In my opinion, I can't see what the issue is with throwing exceptions when a parameter for a function that you expect to be supplied is not supplied. Or similarly, throwing an exception if a parameter is not of a type you expect. Where I probably wouldn't throw an exception is when dealing with user data. For example, if a user fills out a form, it is not really 'exceptional' that they might miss out a piece of needed data. But for internal stuff I generally expect data being passed to it to have already been checked for validity, and so if it is not valid, then throw an exception. It makes it easy to see when something is wrong, what is wrong, and where.
Since the thread on Sitepoint I had started was about Javascript, I looked a bit more into what javascript does. It all seems a bit messy to me really. You can create a Date object with an invalid string, it will instantiate a Date object, but the toString method will give 'Invalid Date'.
If you create a new Event()
, you will get a TypeError: Not enough arguments
. So it seems that it is valid to throw an exception in a constructor. However, if you pass a non-string value as the parameter, the Event object will be created, but with a string value of whatever was passed, e.g.
new Event(undefined) //gives an Event object with a "type" property of "undefined"
new Event({}) //gives an Event object with a "type" property of "[object Object]"

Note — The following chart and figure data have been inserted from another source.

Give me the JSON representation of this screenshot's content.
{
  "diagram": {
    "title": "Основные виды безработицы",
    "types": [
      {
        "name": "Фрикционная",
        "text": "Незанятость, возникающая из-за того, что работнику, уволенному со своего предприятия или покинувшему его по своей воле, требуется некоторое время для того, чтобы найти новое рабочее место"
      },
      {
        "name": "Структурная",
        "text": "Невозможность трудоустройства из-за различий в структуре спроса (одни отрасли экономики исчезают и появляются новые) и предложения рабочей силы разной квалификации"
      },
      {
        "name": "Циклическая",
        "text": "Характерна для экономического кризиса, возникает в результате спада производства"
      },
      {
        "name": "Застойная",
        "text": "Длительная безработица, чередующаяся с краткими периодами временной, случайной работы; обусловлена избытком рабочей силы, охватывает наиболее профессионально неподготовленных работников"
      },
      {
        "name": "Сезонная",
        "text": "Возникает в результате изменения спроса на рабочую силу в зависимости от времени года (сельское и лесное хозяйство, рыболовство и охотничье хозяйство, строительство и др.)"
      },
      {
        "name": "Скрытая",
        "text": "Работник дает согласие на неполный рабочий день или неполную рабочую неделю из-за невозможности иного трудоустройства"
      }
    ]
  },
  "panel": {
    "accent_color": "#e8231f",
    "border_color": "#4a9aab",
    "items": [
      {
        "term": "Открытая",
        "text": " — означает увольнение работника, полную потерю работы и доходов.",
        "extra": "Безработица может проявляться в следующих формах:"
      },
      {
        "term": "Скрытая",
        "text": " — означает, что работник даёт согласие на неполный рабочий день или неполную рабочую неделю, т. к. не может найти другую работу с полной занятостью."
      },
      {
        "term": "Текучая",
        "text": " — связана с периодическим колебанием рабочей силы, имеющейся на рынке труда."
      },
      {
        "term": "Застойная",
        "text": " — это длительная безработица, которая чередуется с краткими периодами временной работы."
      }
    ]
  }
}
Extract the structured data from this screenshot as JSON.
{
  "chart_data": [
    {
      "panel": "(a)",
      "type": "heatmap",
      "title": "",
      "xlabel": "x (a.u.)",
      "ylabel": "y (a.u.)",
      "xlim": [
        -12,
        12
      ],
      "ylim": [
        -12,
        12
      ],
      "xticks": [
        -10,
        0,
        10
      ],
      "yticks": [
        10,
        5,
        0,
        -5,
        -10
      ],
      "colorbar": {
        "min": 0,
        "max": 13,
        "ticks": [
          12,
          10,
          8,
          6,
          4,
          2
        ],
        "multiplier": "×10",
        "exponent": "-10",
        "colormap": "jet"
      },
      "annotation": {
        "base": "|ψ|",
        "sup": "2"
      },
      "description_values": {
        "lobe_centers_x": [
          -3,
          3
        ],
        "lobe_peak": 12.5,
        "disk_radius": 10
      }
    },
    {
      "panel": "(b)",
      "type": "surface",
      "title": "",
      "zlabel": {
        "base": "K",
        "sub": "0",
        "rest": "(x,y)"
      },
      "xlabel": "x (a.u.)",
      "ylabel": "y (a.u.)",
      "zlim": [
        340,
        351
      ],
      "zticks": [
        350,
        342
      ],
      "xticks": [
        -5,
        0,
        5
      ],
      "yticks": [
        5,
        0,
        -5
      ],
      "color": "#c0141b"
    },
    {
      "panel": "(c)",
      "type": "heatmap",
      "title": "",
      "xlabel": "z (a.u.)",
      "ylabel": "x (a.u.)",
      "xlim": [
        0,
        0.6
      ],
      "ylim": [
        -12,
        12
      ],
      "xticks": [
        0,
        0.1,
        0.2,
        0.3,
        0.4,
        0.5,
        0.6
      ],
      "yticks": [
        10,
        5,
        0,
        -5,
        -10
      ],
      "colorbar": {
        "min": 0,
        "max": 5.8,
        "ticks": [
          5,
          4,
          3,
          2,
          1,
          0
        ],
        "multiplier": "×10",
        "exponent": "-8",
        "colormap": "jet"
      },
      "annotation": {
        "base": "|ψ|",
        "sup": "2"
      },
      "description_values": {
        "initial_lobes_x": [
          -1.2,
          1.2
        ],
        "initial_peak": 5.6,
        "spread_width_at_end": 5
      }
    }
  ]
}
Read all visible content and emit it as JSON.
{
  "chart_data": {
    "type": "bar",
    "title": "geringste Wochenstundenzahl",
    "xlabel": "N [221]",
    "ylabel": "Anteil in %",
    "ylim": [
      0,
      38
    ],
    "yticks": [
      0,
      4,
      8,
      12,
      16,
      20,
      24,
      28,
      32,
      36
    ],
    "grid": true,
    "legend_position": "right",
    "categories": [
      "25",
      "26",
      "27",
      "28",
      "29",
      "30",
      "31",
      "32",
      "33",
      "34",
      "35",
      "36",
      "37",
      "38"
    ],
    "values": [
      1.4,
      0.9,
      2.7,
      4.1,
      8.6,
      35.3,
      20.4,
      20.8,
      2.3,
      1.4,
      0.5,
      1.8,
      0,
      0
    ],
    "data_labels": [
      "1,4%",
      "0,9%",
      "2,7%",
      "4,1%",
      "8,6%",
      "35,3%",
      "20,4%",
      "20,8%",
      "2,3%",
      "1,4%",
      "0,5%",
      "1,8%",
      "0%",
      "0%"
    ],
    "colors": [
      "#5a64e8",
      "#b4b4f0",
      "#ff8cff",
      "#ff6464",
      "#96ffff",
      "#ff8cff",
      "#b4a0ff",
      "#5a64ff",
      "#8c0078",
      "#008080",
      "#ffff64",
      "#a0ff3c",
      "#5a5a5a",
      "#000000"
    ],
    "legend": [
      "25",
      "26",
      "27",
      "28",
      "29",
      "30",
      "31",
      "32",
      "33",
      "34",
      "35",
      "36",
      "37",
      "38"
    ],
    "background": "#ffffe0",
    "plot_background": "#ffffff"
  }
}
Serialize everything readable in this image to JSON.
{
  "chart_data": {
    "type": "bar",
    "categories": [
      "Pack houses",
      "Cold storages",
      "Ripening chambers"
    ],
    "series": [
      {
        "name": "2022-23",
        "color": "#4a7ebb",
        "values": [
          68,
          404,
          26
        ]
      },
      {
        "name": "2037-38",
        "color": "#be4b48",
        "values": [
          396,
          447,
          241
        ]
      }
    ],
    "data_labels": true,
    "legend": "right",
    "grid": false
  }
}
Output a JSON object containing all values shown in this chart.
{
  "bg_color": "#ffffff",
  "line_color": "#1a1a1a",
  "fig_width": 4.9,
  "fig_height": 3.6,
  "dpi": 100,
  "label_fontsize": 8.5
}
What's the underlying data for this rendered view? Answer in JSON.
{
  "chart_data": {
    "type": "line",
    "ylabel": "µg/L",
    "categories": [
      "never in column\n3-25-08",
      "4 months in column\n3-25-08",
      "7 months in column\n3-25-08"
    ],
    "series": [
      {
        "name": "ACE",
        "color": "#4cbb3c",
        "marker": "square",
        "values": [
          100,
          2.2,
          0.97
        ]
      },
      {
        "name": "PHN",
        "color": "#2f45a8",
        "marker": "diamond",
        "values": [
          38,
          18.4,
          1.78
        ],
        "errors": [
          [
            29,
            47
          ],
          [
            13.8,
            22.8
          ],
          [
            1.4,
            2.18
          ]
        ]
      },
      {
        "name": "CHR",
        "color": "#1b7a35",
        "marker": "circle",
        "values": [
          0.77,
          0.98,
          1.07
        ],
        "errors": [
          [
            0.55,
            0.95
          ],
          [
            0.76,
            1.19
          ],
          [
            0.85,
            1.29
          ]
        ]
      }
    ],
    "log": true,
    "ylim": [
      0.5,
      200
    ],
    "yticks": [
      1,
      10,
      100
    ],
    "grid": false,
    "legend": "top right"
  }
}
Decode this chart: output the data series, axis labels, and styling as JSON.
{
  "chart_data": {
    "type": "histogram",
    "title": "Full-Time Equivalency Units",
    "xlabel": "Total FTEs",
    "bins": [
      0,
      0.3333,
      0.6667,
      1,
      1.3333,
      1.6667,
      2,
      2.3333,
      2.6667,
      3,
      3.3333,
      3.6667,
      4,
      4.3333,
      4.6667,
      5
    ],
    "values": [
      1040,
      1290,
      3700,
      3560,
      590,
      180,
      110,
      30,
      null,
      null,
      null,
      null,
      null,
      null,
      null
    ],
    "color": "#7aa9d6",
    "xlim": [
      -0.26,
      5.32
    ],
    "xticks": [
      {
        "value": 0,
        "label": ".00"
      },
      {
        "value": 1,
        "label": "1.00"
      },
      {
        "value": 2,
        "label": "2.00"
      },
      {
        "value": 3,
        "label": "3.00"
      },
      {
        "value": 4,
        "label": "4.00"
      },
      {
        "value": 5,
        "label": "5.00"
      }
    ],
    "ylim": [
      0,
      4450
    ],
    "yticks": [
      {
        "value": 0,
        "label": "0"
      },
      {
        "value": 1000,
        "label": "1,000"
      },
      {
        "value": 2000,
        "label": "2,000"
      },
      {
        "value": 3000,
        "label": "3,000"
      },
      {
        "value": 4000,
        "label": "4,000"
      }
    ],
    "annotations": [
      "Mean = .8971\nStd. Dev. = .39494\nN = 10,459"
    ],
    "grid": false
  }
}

new Event({"toString": function(){return 'Not a type of event';}}) //gives an Event object with a "type" property of "Not a type of event"
Since undefined has no toString
method, I can't understand why it would be accepted as a valid parameter. In my thoughts really the Event constructor should be throwing an Exception for anything that isn't a string (even if it does have a toString method).
Looking into it a bit more, I found that for asynchronous events in javascript, you have an onerror
handler. I played around for a bit with this, at first using the ErrorEvent, which I assumed was a special type of event triggered when an error occurred. But after no success and looking it up, I found that actually ErrorEvent is specific to webworkers. You just use a standard Event with a type of "error" for a normal error event.
So, if I do
window.onerror=function(e){console.log('An error occurred');}
window.dispatchEvent(new Event("error",{"message":"fake error"}))
I then get the message
An error occurred
However, I am not sure how many things in JS trigger an error normally. From my (brief) testing it seems most things either generate an exception or allow invalid parameters, e.g. document.getElementById(undefined)
just returns null
, no error event. I think that AJAX requests, IndexedDB requests, and image loading requests all do trigger an error event when something goes wrong though.
Anyway, so I haven't really figured out what the best practice (or at least 'makes most sense to me' practice) is for both generating and handling errors in javascript. I'll probably try and look into a bit more tomorrow.